Tego Calderón, Avenged Sevenfold, John Cena, and Chunk were at one point mentioned to be artists featured on the album. Due to creative differences, Chunk did not make it onto the final track listing. Disturbed was originally approached for making a new theme for Triple H, but Motörhead made the final cut.

Avenged Sevenfold recorded a cover of Pantera's "Walk" for the album, but it was cut and later released on the Kerrang! compilation.

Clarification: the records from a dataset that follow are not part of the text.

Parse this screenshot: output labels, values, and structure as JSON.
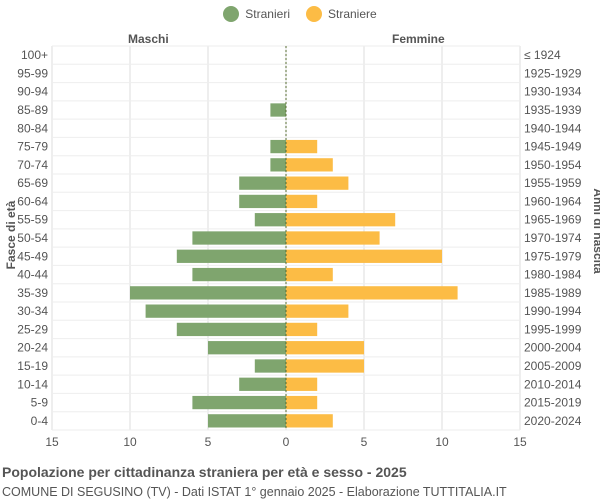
{
  "legend": {
    "male_label": "Stranieri",
    "female_label": "Straniere"
  },
  "colors": {
    "male": "#7fa56e",
    "female": "#fcbc45",
    "grid": "#dddddd",
    "center_line": "#556b2f"
  },
  "side_labels": {
    "left": "Maschi",
    "right": "Femmine"
  },
  "footer": {
    "title": "Popolazione per cittadinanza straniera per età e sesso - 2025",
    "subtitle": "COMUNE DI SEGUSINO (TV) - Dati ISTAT 1° gennaio 2025 - Elaborazione TUTTITALIA.IT"
  },
  "chart_data": {
    "type": "bar",
    "orientation": "horizontal",
    "ylabel_left": "Fasce di età",
    "ylabel_right": "Anni di nascita",
    "categories": [
      "100+",
      "95-99",
      "90-94",
      "85-89",
      "80-84",
      "75-79",
      "70-74",
      "65-69",
      "60-64",
      "55-59",
      "50-54",
      "45-49",
      "40-44",
      "35-39",
      "30-34",
      "25-29",
      "20-24",
      "15-19",
      "10-14",
      "5-9",
      "0-4"
    ],
    "birth_years": [
      "≤ 1924",
      "1925-1929",
      "1930-1934",
      "1935-1939",
      "1940-1944",
      "1945-1949",
      "1950-1954",
      "1955-1959",
      "1960-1964",
      "1965-1969",
      "1970-1974",
      "1975-1979",
      "1980-1984",
      "1985-1989",
      "1990-1994",
      "1995-1999",
      "2000-2004",
      "2005-2009",
      "2010-2014",
      "2015-2019",
      "2020-2024"
    ],
    "series": [
      {
        "name": "Stranieri",
        "values": [
          0,
          0,
          0,
          1,
          0,
          1,
          1,
          3,
          3,
          2,
          6,
          7,
          6,
          10,
          9,
          7,
          5,
          2,
          3,
          6,
          5
        ]
      },
      {
        "name": "Straniere",
        "values": [
          0,
          0,
          0,
          0,
          0,
          2,
          3,
          4,
          2,
          7,
          6,
          10,
          3,
          11,
          4,
          2,
          5,
          5,
          2,
          2,
          3
        ]
      }
    ],
    "xlim": [
      -15,
      15
    ],
    "xticks": [
      -15,
      -10,
      -5,
      0,
      5,
      10,
      15
    ],
    "xtick_labels": [
      "15",
      "10",
      "5",
      "0",
      "5",
      "10",
      "15"
    ],
    "grid": true
  }
}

The song "Rise Up 2006!" performed by former Drowning Pool lead singer Ryan McCombs is a remake of "Rise Up!", performed by Jason "Gong" Jones and featured on the WWE ThemeAddict: The Music, Vol. 6 album.

==Release==

The album was originally slated for a January release, but due to heavy time constraints, the release date was pushed back to May. The first few hundred people who pre-ordered the album on sonymusicstore.com got a free booklet autographed, as well as a WWE ball keychain. At WWEShop.com, a free signed John Cena trading card was given for each copy of the album.

Professional ratings
Review scores
| Source | Rating |
| Allmusic | Star |
| IGN | Star |
| 411Mania | Star Half star |

===Reception===
The album debuted in the Billboard 200 at #8.

==See also==

- Music in professional wrestling
- WWF Aggression
- WWF Forceable Entry

==Notes==
- Although "I'm Comin'" by Silkk the Shocker and "This Fire Burns" by Killswitch Engage are not attributed to a superstar on the album, they have since been used by MVP and CM Punk, respectively. Randy Orton also briefly used a modified version of "This Fire" as his theme, along with it being the theme for Pay-Per-View event Judgment Day in 2006.
- "Holla" by Desiree Jackson was originally attributed to Candice Michelle, and then later used by Kelly Kelly, and was featured on Voices: WWE The Music, Vol. 9 as her theme. "With Legs Like That" by Zebrahead was originally intended for Stacy Keibler, however the track was never given to her due to her departure from the WWE. It was then relocated to Maria. Since Torrie Wilson's retirement, Tiffany used "A Girl Like That" as her theme song.
- "Deadly Game" by Theory of a Deadman was a cover version of the original song for the event Survivor Series in 1998. The original version can be found on WWE Anthology on its "Attitude Era" disc.
- "Quien Soy Yo (Who I Am)" was never used on a WWE broadcast.
- "Booyaka 619" samples Bad Boys by Inner Circle.
- "Fury of the Storm" was used in WWE SmackDown vs. Raw 2007 as Rob Van Dam's in-game entrance theme.